New Delhi, 28 April - 1 May 2022 
Jogen Chowdhury, one of the greatest figurative artists of our times is best known for his remarkable drawings and paintings depicting human beings in existential plights. His figures, in a variety of countenances and postures suggest an intimate world where human psyche and the social reality are interwoven into a silent, yet tense drama.

Jogen Chowdhury’s drawings reveal an intense and lucid observation. The lucidity is habitually spectacular while the intensity is overwhelming. The vision internalized in these drawings – often bleak yet irresistible – is real. For Jogen, this is not merely an observable ‘real’ in the passing but perceived from within. It finds itself embodied within the quivering energy manifest in the inescapable lines, in the knottily textured surfaces and in the enigmatic forms. Marked by signs of trepidation and anxiety, the lines and forms in his art submit to that vibrating energy, unmasking themselves at any unarmed moment.

The consistency with which Jogen has worked over the last six decades is a clear testimony to his faith in the idiom and method of art he has been exploring ever since. However, being an extraordinarily sensitive artist who responds to both the nuances of life and art with equal engagement and passion, Jogen navigates through a wide array of themes and motifs which he anchors in his art with remarkable precision.
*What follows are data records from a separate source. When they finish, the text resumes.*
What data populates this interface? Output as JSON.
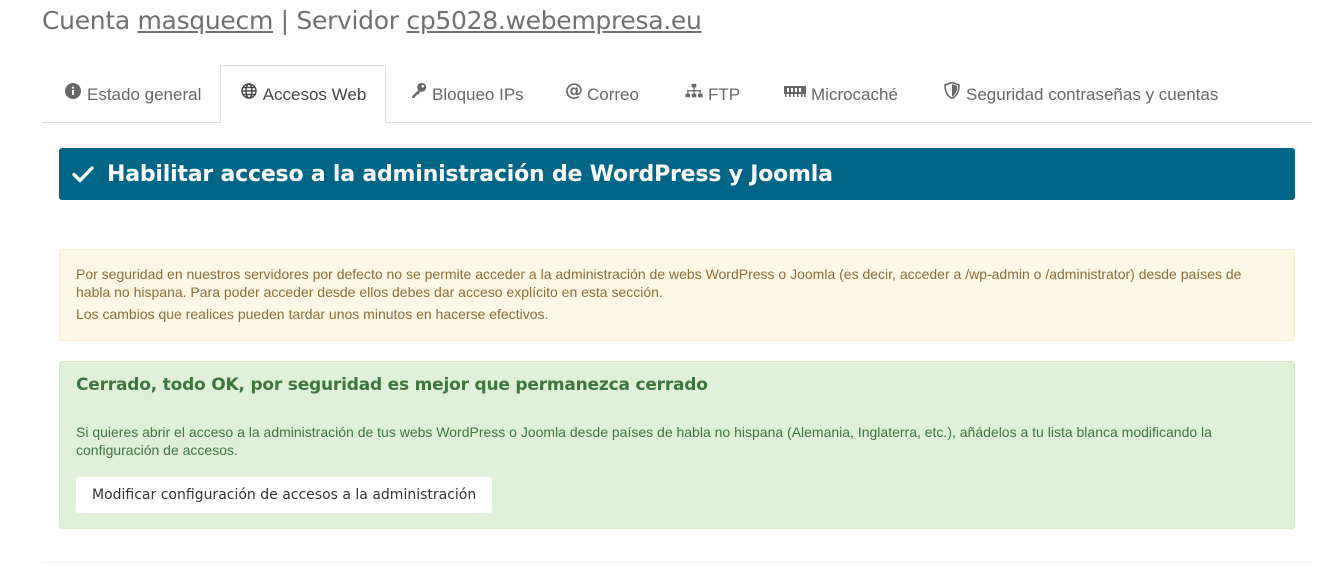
{
  "header": {
    "account_prefix": "Cuenta ",
    "account_name": "masquecm",
    "separator": " | Servidor ",
    "server_name": "cp5028.webempresa.eu"
  },
  "tabs": [
    {
      "label": "Estado general",
      "icon": "info-circle-icon",
      "active": false
    },
    {
      "label": "Accesos Web",
      "icon": "globe-icon",
      "active": true
    },
    {
      "label": "Bloqueo IPs",
      "icon": "key-icon",
      "active": false
    },
    {
      "label": "Correo",
      "icon": "at-sign-icon",
      "active": false
    },
    {
      "label": "FTP",
      "icon": "sitemap-icon",
      "active": false
    },
    {
      "label": "Microcaché",
      "icon": "memory-icon",
      "active": false
    },
    {
      "label": "Seguridad contraseñas y cuentas",
      "icon": "shield-icon",
      "active": false
    }
  ],
  "banner": {
    "title": "Habilitar acceso a la administración de WordPress y Joomla",
    "icon": "check-icon",
    "color": "#006688"
  },
  "warning": {
    "line1": "Por seguridad en nuestros servidores por defecto no se permite acceder a la administración de webs WordPress o Joomla (es decir, acceder a /wp-admin o /administrator) desde países de habla no hispana. Para poder acceder desde ellos debes dar acceso explícito en esta sección.",
    "line2": "Los cambios que realices pueden tardar unos minutos en hacerse efectivos."
  },
  "status": {
    "title": "Cerrado, todo OK, por seguridad es mejor que permanezca cerrado",
    "description": "Si quieres abrir el acceso a la administración de tus webs WordPress o Joomla desde países de habla no hispana (Alemania, Inglaterra, etc.), añádelos a tu lista blanca modificando la configuración de accesos.",
    "button_label": "Modificar configuración de accesos a la administración"
  }
}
The present show, comprising mostly monochromatic drawings with emphatic tonal and linear accents, and showcasing recent works hitherto unseen, traces the artist’s engagement with the elemental possibilities of linear language focusing mostly on what is famously known as ‘crosshatching’ – the major signature style of Jogen Chowdhury. Diving deep into the psyche and the subliminal, and unlearning the academic tradition he was trained in, he sought to absorb the undoctored freedom allowing the freewill of mind and hand at once. Crosshatching appeared to be a natural consequence of that longing.
Jogen Chowdhury’s drawings are characterized by distinctive lines which function not only to shape the visual forms from life but they also draw out what is supposedly out of sight or buried deep within the psyche. His lines, both controlled and unfastened, tend to shape, touch and explore the images. Lines with various insinuations and width, sharp or soft, squiggly or aggressive, keep moving around the reality, seen and felt and burrow into the psychic realm of human existence. Besides being in touch with the real, his drawings also claim an independent life of their own, irrespective of what they represent. They can intensely draw us in and stimulate us to relish the charm of the varied linear configurations in a way to make us believe that the drawings themselves are the ultimate source – almost replacing the real.